Leaders inspire new ideas by:
• • Focusing on the needs of potential users of ideas (customers). For
example, innovations in health-care delivery may come as leaders experience
receiving health care as patients.
• • Encouraging risk takers. Ideas also come from the iconoclasts in your
organization—individuals who are passionate about experimenting with new
approaches. Make space for them.
• • Forming alliances. Ideas come from loose associations that span departments
and bring people of different perspectives and training together.
Step 2: Impact
Experimentation is more than new ideas; it is about ideas with impact, so rigorously
filter ideas using the following criteria:
• • Strategic fit: Is this idea consistent with our business plan and identity?
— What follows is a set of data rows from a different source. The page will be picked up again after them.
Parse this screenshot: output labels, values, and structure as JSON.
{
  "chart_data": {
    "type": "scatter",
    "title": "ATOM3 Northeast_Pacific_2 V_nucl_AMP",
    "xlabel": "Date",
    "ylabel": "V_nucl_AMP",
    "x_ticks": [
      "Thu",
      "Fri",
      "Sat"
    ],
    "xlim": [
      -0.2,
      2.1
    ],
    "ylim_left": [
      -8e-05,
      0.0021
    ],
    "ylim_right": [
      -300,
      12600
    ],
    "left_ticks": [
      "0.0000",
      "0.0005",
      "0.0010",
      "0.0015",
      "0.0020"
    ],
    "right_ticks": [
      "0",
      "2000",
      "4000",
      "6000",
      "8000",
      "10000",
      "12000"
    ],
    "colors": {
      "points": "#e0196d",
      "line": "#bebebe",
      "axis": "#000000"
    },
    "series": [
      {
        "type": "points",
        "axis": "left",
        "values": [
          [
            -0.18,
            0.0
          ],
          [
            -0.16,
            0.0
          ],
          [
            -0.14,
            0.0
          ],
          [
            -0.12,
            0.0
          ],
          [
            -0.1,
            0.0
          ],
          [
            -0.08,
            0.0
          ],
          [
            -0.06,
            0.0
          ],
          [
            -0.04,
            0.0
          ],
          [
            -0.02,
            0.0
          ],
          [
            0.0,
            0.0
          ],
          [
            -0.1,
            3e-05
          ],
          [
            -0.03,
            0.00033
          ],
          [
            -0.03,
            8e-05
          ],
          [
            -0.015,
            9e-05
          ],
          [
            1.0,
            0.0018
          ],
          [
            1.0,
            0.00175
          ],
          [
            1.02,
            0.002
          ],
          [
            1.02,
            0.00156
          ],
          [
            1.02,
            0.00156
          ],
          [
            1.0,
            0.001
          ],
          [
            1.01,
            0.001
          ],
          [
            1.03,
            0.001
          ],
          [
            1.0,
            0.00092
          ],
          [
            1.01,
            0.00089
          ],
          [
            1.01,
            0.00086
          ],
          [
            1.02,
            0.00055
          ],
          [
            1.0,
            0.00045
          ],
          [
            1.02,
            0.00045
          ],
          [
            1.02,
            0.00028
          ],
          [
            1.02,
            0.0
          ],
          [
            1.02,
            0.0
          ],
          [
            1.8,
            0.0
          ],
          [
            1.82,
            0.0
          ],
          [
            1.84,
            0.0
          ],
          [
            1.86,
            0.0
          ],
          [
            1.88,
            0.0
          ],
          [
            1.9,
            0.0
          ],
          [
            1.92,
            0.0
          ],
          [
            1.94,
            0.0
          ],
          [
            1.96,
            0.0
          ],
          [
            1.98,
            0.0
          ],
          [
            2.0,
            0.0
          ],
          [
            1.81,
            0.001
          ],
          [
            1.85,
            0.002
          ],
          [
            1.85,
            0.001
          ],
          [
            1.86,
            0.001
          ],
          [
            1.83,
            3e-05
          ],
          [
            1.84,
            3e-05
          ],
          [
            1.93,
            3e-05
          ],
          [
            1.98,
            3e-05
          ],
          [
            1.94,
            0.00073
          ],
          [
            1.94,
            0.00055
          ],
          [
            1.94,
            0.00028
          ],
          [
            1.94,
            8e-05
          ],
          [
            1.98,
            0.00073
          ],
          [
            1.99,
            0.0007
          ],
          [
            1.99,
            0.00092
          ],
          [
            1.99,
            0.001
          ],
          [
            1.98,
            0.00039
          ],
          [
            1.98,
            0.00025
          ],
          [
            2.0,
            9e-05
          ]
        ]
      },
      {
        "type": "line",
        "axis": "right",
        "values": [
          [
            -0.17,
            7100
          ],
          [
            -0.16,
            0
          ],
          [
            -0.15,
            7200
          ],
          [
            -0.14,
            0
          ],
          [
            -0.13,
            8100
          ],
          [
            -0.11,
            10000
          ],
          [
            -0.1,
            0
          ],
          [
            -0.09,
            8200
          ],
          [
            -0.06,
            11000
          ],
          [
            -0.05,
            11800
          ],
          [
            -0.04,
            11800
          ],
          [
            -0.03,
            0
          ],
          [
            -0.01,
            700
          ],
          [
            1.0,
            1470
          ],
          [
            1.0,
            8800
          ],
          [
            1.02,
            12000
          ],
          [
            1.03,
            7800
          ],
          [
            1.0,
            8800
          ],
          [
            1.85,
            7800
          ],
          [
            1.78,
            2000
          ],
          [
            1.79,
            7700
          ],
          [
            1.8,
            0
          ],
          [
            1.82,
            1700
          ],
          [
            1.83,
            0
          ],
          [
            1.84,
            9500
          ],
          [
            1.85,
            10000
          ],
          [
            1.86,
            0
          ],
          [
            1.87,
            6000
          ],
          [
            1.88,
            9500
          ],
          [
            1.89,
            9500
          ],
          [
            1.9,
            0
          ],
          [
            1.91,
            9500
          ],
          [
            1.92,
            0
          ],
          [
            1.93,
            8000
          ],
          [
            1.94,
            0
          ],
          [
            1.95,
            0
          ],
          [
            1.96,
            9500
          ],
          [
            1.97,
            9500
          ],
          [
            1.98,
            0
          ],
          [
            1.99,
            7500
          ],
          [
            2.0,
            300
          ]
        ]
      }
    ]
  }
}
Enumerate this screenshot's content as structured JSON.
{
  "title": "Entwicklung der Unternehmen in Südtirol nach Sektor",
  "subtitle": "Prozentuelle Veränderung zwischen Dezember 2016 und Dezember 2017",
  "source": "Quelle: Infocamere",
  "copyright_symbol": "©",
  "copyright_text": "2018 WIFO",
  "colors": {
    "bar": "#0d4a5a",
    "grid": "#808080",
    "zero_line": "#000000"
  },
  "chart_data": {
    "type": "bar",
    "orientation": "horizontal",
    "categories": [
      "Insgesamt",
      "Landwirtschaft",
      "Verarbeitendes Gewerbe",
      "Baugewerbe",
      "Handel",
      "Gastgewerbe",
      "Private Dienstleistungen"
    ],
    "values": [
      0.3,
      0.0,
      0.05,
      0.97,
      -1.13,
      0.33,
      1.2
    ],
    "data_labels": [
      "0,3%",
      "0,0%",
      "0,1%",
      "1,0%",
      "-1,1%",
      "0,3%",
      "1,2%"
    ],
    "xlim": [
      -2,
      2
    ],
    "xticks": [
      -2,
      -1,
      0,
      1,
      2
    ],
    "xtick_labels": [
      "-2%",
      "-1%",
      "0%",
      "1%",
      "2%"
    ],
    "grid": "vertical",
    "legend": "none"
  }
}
• • Potential value: Will the financial return potential justify further resources?
• • Opportunity size: Will the value and impact be large enough to make a
difference?
• • Service: Will the innovation help us provide better service?
• • Employee passion: Will our employees have the passion and competence to
pull it off?
Step 3: Incubate
Ideas that pass the impact screen merit additional care and feeding. Learning leaders
create “incubators,” where the idea can be piloted for acceptance and technical
feasibility. Failures are almost as important as successes, since they prevent
investment in ideas that look promising only on paper. To foster experimentation, one
firm put in place the mantra “Think big, test small, fail fast, and learn always.” The
leader found that the firm did worst on “failing fast” as many ideas that would not
work endured beyond their useful life span.